Location: Pittsburgh, PA 15237

Description:

The Sr. Manager CQV Engineer position is responsible for developing and executing the commissioning, qualification, and validation of our new state-of-the-art Cell & Gene Therapy Manufacturing facility to be located in Pittsburgh, PA. The Sr. Manager CQV will provide technical and validation support for capital projects and facilities and manufacturing operations (assets lifecycle) working with facilities & engineering, manufacturing, MSAT, Quality Control and Quality Assurance (QA) teams.

Here's What You'll Do

  • Ensure preparation, development, review of high-level CQV documentation such as Site Validation Master Plan (SMVP), Project Commissioning / Validation Plans, risk assessments, system/component level Impact Assessments, criticality assessments, Quality Plans, traceability matrices, etc. Ensure adherence to a commissioning and qualification schedule and Validation Project plan for the facility, utilities, process, and analytical equipment.
  • Review and approval of commissioning and qualification protocols and reports for facility, utilities, IT-OT, process, and analytical systems and equipment.
  • Review and approval of change controls to release facilities, utilities, process, and analytical equipment for GMP manufacturing use.
  • Lead validation activities and deliverables to meet the overall facility and operations milestones.
  • Oversee external contractors and vendors during commissioning and qualification activities.
  • Prepare, review, and support asset documentation lifecycle (risk assessments, URS, FAT/SAT, IOQ, Commissioning, SOPs, etc.), to support new or existing facilities, utilities, and equipment.
  • Ensure tasks and deliverables are executed and accomplished per ElevateBio Project/Validation Master Plan and other required Policies and Procedures.
  • Ensure preparation of testing templates and qualification protocols using paper and electronic validation systems (e.g.

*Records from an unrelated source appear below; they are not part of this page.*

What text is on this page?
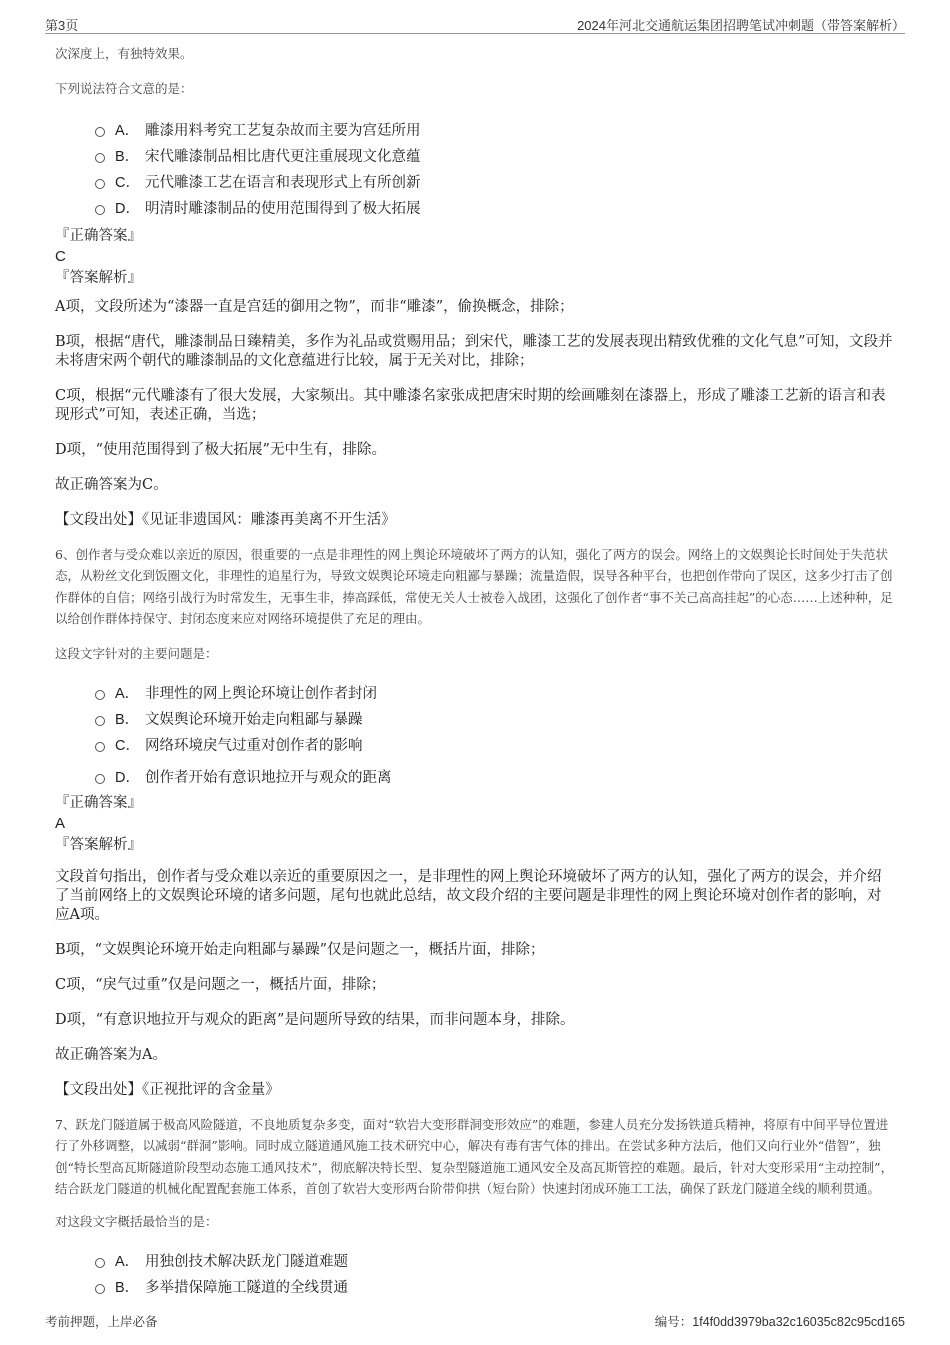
第3页	2024年河北交通航运集团招聘笔试冲刺题（带答案解析）
次深度上，有独特效果。
下列说法符合文意的是：
A． 雕漆用料考究工艺复杂故而主要为宫廷所用
B． 宋代雕漆制品相比唐代更注重展现文化意蕴
C． 元代雕漆工艺在语言和表现形式上有所创新
D． 明清时雕漆制品的使用范围得到了极大拓展
『正确答案』
C
『答案解析』

A项，文段所述为“漆器一直是宫廷的御用之物”，而非“雕漆”，偷换概念，排除；

B项，根据“唐代，雕漆制品日臻精美，多作为礼品或赏赐用品；到宋代，雕漆工艺的发展表现出精致优雅的文化气息”可知，文段并未将唐宋两个朝代的雕漆制品的文化意蕴进行比较，属于无关对比，排除；

C项，根据“元代雕漆有了很大发展，大家频出。其中雕漆名家张成把唐宋时期的绘画雕刻在漆器上，形成了雕漆工艺新的语言和表现形式”可知，表述正确，当选；

D项，“使用范围得到了极大拓展”无中生有，排除。

故正确答案为C。

【文段出处】《见证非遗国风：雕漆再美离不开生活》

6、创作者与受众难以亲近的原因，很重要的一点是非理性的网上舆论环境破坏了两方的认知，强化了两方的误会。网络上的文娱舆论长时间处于失范状态，从粉丝文化到饭圈文化，非理性的追星行为，导致文娱舆论环境走向粗鄙与暴躁；流量造假，误导各种平台，也把创作带向了误区，这多少打击了创作群体的自信；网络引战行为时常发生，无事生非，捧高踩低，常使无关人士被卷入战团，这强化了创作者“事不关己高高挂起”的心态……上述种种，足以给创作群体持保守、封闭态度来应对网络环境提供了充足的理由。
这段文字针对的主要问题是：
A． 非理性的网上舆论环境让创作者封闭
B． 文娱舆论环境开始走向粗鄙与暴躁
C． 网络环境戾气过重对创作者的影响
D． 创作者开始有意识地拉开与观众的距离
『正确答案』
A
『答案解析』

文段首句指出，创作者与受众难以亲近的重要原因之一，是非理性的网上舆论环境破坏了两方的认知，强化了两方的误会，并介绍了当前网络上的文娱舆论环境的诸多问题，尾句也就此总结，故文段介绍的主要问题是非理性的网上舆论环境对创作者的影响，对应A项。

B项，“文娱舆论环境开始走向粗鄙与暴躁”仅是问题之一，概括片面，排除；

C项，“戾气过重”仅是问题之一，概括片面，排除；

D项，“有意识地拉开与观众的距离”是问题所导致的结果，而非问题本身，排除。

故正确答案为A。

【文段出处】《正视批评的含金量》

7、跃龙门隧道属于极高风险隧道，不良地质复杂多变，面对“软岩大变形群洞变形效应”的难题，参建人员充分发扬铁道兵精神，将原有中间平导位置进行了外移调整，以减弱“群洞”影响。同时成立隧道通风施工技术研究中心，解决有毒有害气体的排出。在尝试多种方法后，他们又向行业外“借智”，独创“特长型高瓦斯隧道阶段型动态施工通风技术”，彻底解决特长型、复杂型隧道施工通风安全及高瓦斯管控的难题。最后，针对大变形采用“主动控制”，结合跃龙门隧道的机械化配置配套施工体系，首创了软岩大变形两台阶带仰拱（短台阶）快速封闭成环施工工法，确保了跃龙门隧道全线的顺利贯通。
对这段文字概括最恰当的是：
A． 用独创技术解决跃龙门隧道难题
B． 多举措保障施工隧道的全线贯通
考前押题，上岸必备	编号：1f4f0dd3979ba32c16035c82c95cd165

Kneat )
  • Maintain the Site Validation Master Plan, engineering lifecycle documents, and Validation Program SOPs.
  • Ensure safety is integrated into the design and CQV execution of all projects and activities (reviews with EHS representatives).
  • Prepare/review automation sequences, as required for Process Automation / OT systems.
  • Engage and coordinate CQV activities with other engineering disciplines and other cross-functional departments (process, IT-OT, facilities, procurement, construction management, manufacturing operations, EHS, quality & compliance).
  • Support site capital projects (improvements, modifications, expansions, etc.) projects as well as regular operations (CQV activities for new or existing assets - periodic reviews, modifications, replacements, etc. of equipment, utilities, and facilities systems)
  • Promote and ensure adequate application of CQV & engineering best practices, Policies and SOPs, and cGMP regulations throughout assets and systems lifecycle.
  • Support and execute quality compliance systems (e.g. Change Controls, Deviations, CAPAs, etc.) to qualified facilities, equipment, and utilities.
Requirements

  • Experience in engineering / project management of FDA regulated manufacturing facility, preferably biopharmaceuticals / aseptic / ATMP operations.
  • Bachelor's degree in engineering, or a related discipline and experience.
  • Experience in cGMP facility/equipment start-up, commissioning, and qualification.
  • Experience in cGMP processes such upstream cell expansion, downstream purification, and fill finish. Viral vector & ATMP / C> (allogeneic and autologous) commercial manufacturing experience is a plus.
  • Experience using validations tools such as KNEAT is preferred.
  • Strong understanding of ASTM E2500 standards for commissioning, validation, and lifecycle management of GMP utilities, equipment, systems, and QC laboratories
  • Strong interpersonal communication skills and ability to work effectively with internal cross functional teams, vendors, and contract resources.
  • Possess leadership skills, and be able to take initiative to lead projects, involving multiple stakeholders, departments, and varying complexity.
  • Possess mentorship skills, to coach and develop junior and intermediate employees.
  • Proficient at applying good engineering practices, industry guidance (ISPE, ISO, GAMP) and regulatory requirements (EU, UK, JP, 21 CFR 210, 211, 620, Part 11, ICH, WHO, etc.)
  • Required experience with good documentation practices, technical writing, and cGMP standards.
  • Ability to manage priorities, deliverables, and schedule milestones.
  • Proficiency with Procore, Smartsheet, Microsoft Project, Bluebeam Revu is a plus.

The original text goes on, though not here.